Tuesday, August 4, 2009

OFFSPRING: Seven Sacraments


How many sacraments are there? The number of sacraments is one of those things that theologians argue about, with the best of intentions, but to the confusion of many people in the church. This is unfortunate, because God is a God of order and peace and of confusion.

The word sacrament is a word used to describe God’s work, and not to limit. The Eastern branches of Christ church whose basic theological language is Greek, still mostly use St. Paul’s Greek word mystery, in the old sense of “the revelation of some truth that is unknowable until it is revealed”.
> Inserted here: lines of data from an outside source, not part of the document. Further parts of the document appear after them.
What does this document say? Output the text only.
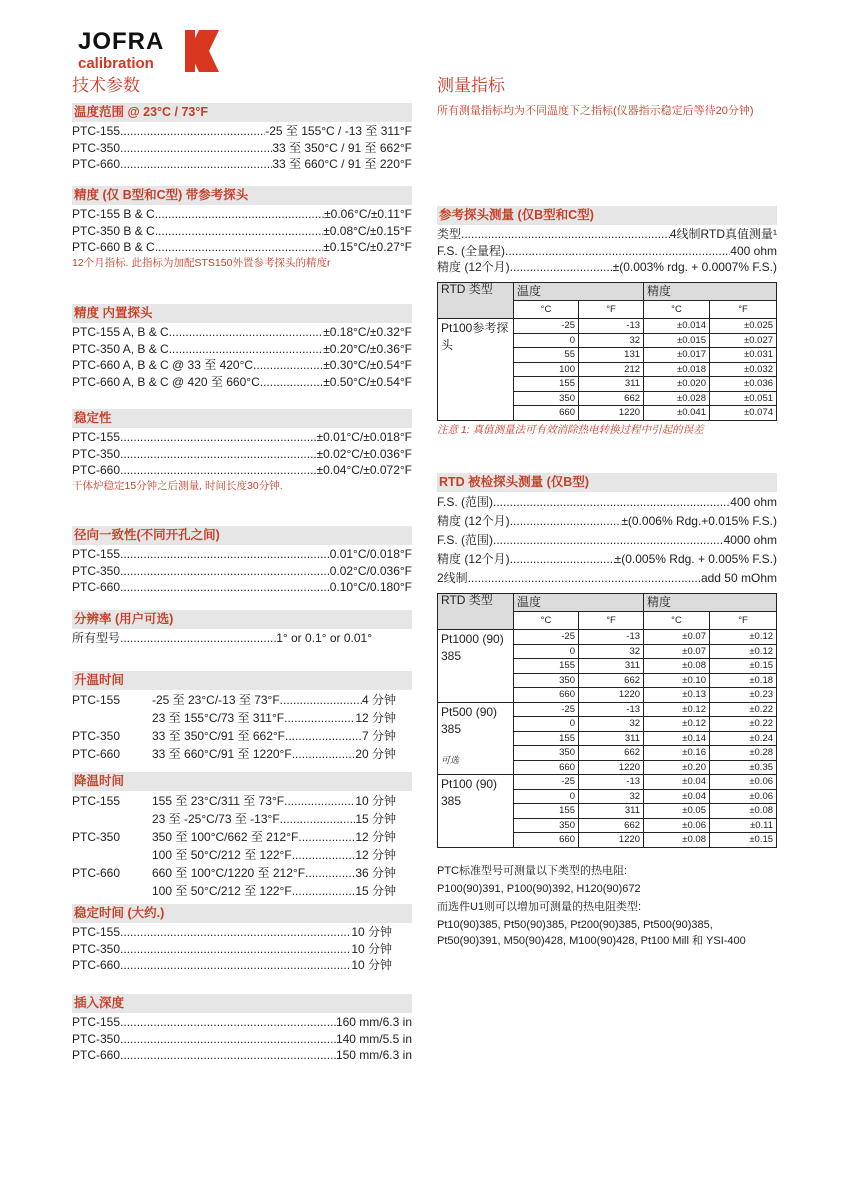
JOFRA
calibration
技术参数	测量指标
温度范围 @ 23°C / 73°F
PTC-155 .....	-25 至 155°C / -13 至 311°F
PTC-350 .....	33 至 350°C / 91 至 662°F
PTC-660 .....	33 至 660°C / 91 至 220°F
精度 (仅 B型和C型) 带参考探头
PTC-155 B & C .....	±0.06°C/±0.11°F
PTC-350 B & C .....	±0.08°C/±0.15°F
PTC-660 B & C .....	±0.15°C/±0.27°F
12个月指标. 此指标为加配STS150外置参考探头的精度r
精度 内置探头
PTC-155 A, B & C .....	±0.18°C/±0.32°F
PTC-350 A, B & C .....	±0.20°C/±0.36°F
PTC-660 A, B & C @ 33 至 420°C .....	±0.30°C/±0.54°F
PTC-660 A, B & C @ 420 至 660°C .....	±0.50°C/±0.54°F
稳定性
PTC-155 .....	±0.01°C/±0.018°F
PTC-350 .....	±0.02°C/±0.036°F
PTC-660 .....	±0.04°C/±0.072°F
干体炉稳定15分钟之后测量, 时间长度30分钟.
径向一致性(不同开孔之间)
PTC-155 .....	0.01°C/0.018°F
PTC-350 .....	0.02°C/0.036°F
PTC-660 .....	0.10°C/0.180°F
分辨率 (用户可选)
所有型号 .....	1° or 0.1° or 0.01°
升温时间
PTC-155	-25 至 23°C/-13 至 73°F .....	4 分钟
23 至 155°C/73 至 311°F .....	12 分钟
PTC-350	33 至 350°C/91 至 662°F .....	7 分钟
PTC-660	33 至 660°C/91 至 1220°F .....	20 分钟
降温时间
PTC-155	155 至 23°C/311 至 73°F .....	10 分钟
23 至 -25°C/73 至 -13°F .....	15 分钟
PTC-350	350 至 100°C/662 至 212°F .....	12 分钟
100 至 50°C/212 至 122°F .....	12 分钟
PTC-660	660 至 100°C/1220 至 212°F .....	36 分钟
100 至 50°C/212 至 122°F .....	15 分钟
稳定时间 (大约.)
PTC-155 .....	10 分钟
PTC-350 .....	10 分钟
PTC-660 .....	10 分钟
插入深度
PTC-155 .....	160 mm/6.3 in
PTC-350 .....	140 mm/5.5 in
PTC-660 .....	150 mm/6.3 in
所有测量指标均为不同温度下之指标(仪器指示稳定后等待20分钟)
参考探头测量 (仅B型和C型)
类型 .....	4线制RTD真值测量¹
F.S. (全量程) .....	400 ohm
精度 (12个月) .....	±(0.003% rdg. + 0.0007% F.S.)
RTD 类型	温度		精度	
	°C	°F	°C	°F
Pt100参考探头	-25	-13	±0.014	±0.025
	0	32	±0.015	±0.027
	55	131	±0.017	±0.031
	100	212	±0.018	±0.032
	155	311	±0.020	±0.036
	350	662	±0.028	±0.051
	660	1220	±0.041	±0.074
注意 1: 真值测量法可有效消除热电转换过程中引起的误差
RTD 被检探头测量 (仅B型)
F.S. (范围) .....	400 ohm
精度 (12个月) .....	±(0.006% Rdg.+0.015% F.S.)
F.S. (范围) .....	4000 ohm
精度 (12个月) .....	±(0.005% Rdg. + 0.005% F.S.)
2线制 .....	add 50 mOhm
RTD 类型	温度		精度	
	°C	°F	°C	°F
Pt1000 (90) 385	-25	-13	±0.07	±0.12
	0	32	±0.07	±0.12
	155	311	±0.08	±0.15
	350	662	±0.10	±0.18
	660	1220	±0.13	±0.23
Pt500 (90) 385
可选	-25	-13	±0.12	±0.22
	0	32	±0.12	±0.22
	155	311	±0.14	±0.24
	350	662	±0.16	±0.28
	660	1220	±0.20	±0.35
Pt100 (90) 385	-25	-13	±0.04	±0.06
	0	32	±0.04	±0.06
	155	311	±0.05	±0.08
	350	662	±0.06	±0.11
	660	1220	±0.08	±0.15
PTC标准型号可测量以下类型的热电阻:
P100(90)391, P100(90)392, H120(90)672
而选件U1则可以增加可测量的热电阻类型:
Pt10(90)385, Pt50(90)385, Pt200(90)385, Pt500(90)385,
Pt50(90)391, M50(90)428, M100(90)428, Pt100 Mill 和 YSI-400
The list of seven sacraments is very useful for studying both the mercy of God and the needs of mankind. We must be careful, however, not to treat the number ‘seven’ as a magical number that limits God’s grace. The seven Sacraments consist of the two “dominical Sacraments” of Baptism and the Holy Communion; and the five “minors sacraments” of confirmation, Penance, matrimony, Holy orders, and the anointing of the sick. (An Outline of an Anglican Life, Louis Tarsitano, 1994)


A major struggle of the western church since the time of the reformation has been the struggle over authority. What and who has authority to determine the church’s doctrine? Is it scripture alone? Is it Holy tradition? Is it Holy tradition informed by scripture? Is it scripture informed by Holy tradition? Depending upon whom we ask we will get different answers. Nevertheless, all catholic traditions such as Orthodoxy, Roman Catholicism, and Anglicanism have a wider view of authority than the post reformation scripture alone that was championed primarily by the Lutherans and the Calvinists. The catholic traditions look back to the early church and accept the teachings practiced by the whole church as authoritative because we believe that they were also given to us by the apostles in their teaching. In other words, the catholic view is that St Paul meant what he said in 2 Thes 2: 15: Therefore, brethren, stand fast, and hold the traditions which ye have been taught, whether by word, or our epistle.

The plain historical fact is that the church has always practiced seven liturgical sacraments. This practice then accounts for the catholic view of the seven sacraments as being brought into the life of the church under the auspices of the apostles. Tarsitano makes three brilliant points in his writing; first, he states that these arguments about end up truly confusing the people of God rather than helping them, and the reason for this is because many have been told that the tradition cannot be trusted. After all look at Rome and all of the tings they place under tradition. Papal infallibility, Papal supremacy, the Immaculate Conception, Purgatory, indulgences, mandatory celibacy fro priests, & c… However, the fact is also that these things were not of apostolic origin; they were added much later, mostly in the 12th to 14th centuries. Right from the earliest of days the church had other traditions that preceded these late inventions that we have every reason to believe are apostolic and in no way contradict the scriptures but rather expand and enhance them.

The seven sacraments are such a tradition. As such, Tarsitano secondly points out that they are “the revelation of some truth that is unknowable until it is revealed,” namely the mercy of God and the needs of man. In holy tradition salvation involves the whole person and the whole life. In these seven principle sacraments we see God’s work in physical reality, and experience the word of God explaining and applying it to our lives.

Thirdly, Tarsitano points to the two dominical or commanded sacraments of scripture, and the additional five minor sacraments employed by the church to deliver God's grace as they were taught by the apostles. all put together we find God condescended to meet our physical needs. In these seven sacraments we find the incarnational nature of Christianity at its fullest.